Lei si rifugiava in una bella definizione che la rassicurava, mentre contestava con forza che il piccolo potesse soffrire di un disturbo da affrontare in modo sistematico. Il colmo è che le mamme sono proprio le prime ad essere coinvolte dalle richieste continue, assillanti e snervanti dei piccoli.
Esistono quattro tipi di compulsività o di rituali più frequenti nei bambini, che possono apparire sin dall’età di due anni:
- ordine e simmetria;
- contare e verificare;
- lavarsi e pulire;
- mettere tutto a posto.
Tanti pensano che possa essere solo un problema di educazione, ma non è assolutamente così. Ed ecco la mamma costretta a ripetere 10 volte “Ti amo” sull’ultimo gradino della scala prima che vada a scuola, a confermargli che ha detto tutte le sue parole magiche prima di bere, a cambiare ogni giorno lenzuola e asciugamani. Le richieste sono le più varie ed infinite, sia da parte dei piccoli sia da quella dei grandi!
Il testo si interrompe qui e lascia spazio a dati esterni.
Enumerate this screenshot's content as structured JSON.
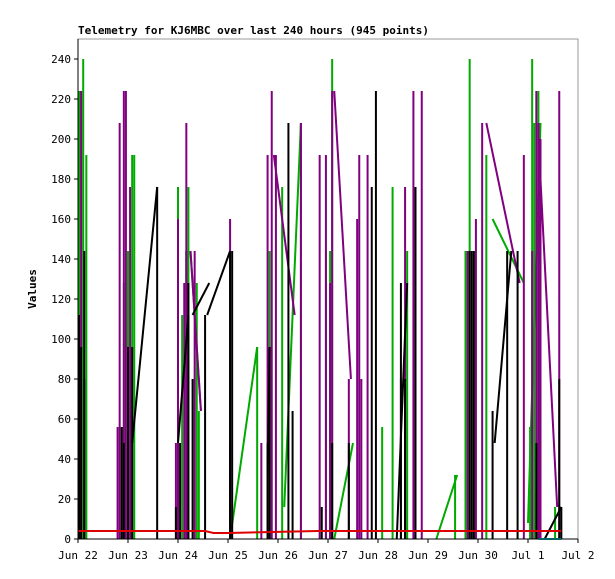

Se il rituale si è interrotto per un motivo o l’altro o se c’è il dubbio che non sia stato perfetto, è tutto da ricominciare. Ho personalmente assistito alla doccia di una ragazza di 15 anni durata esattamente 7 ore dall’ingresso nel bagno. Ho conosciuto un bambino di 10 anni che andava al letto anche alle 02.00 dovendo sempre ripetere i suoi rituali di lavaggio e correndo il rischio che questi venissero interrotti da qualcosa e lui fosse costretto a ricominciare da capo.
Che cosa fare?
Prima di tutto, bisogna evitare di nascondersi la realtà o, peggio ancora, di trasformarla in una qualità eccezionale. A volte, infatti, invece di parlare di mania, si osanna il bambino che è eccezionalmente preciso, dimenticando che l’anomalia è tale quando il rituale diventa sistematico.
La scelta migliore è quella di consultare uno psicoterapeuta, meglio se specialista dell’infanzia e dell’adolescenza. Generalmente, si fa una prima seduta con i genitori per cercare di capire l’origine del disturbo, il livello dell’ansietà familiare, i comportamenti disturbati nell’adulto imitati dal piccolo, le varie paure degli uni e degli altri, per poter capire la serietà del problema.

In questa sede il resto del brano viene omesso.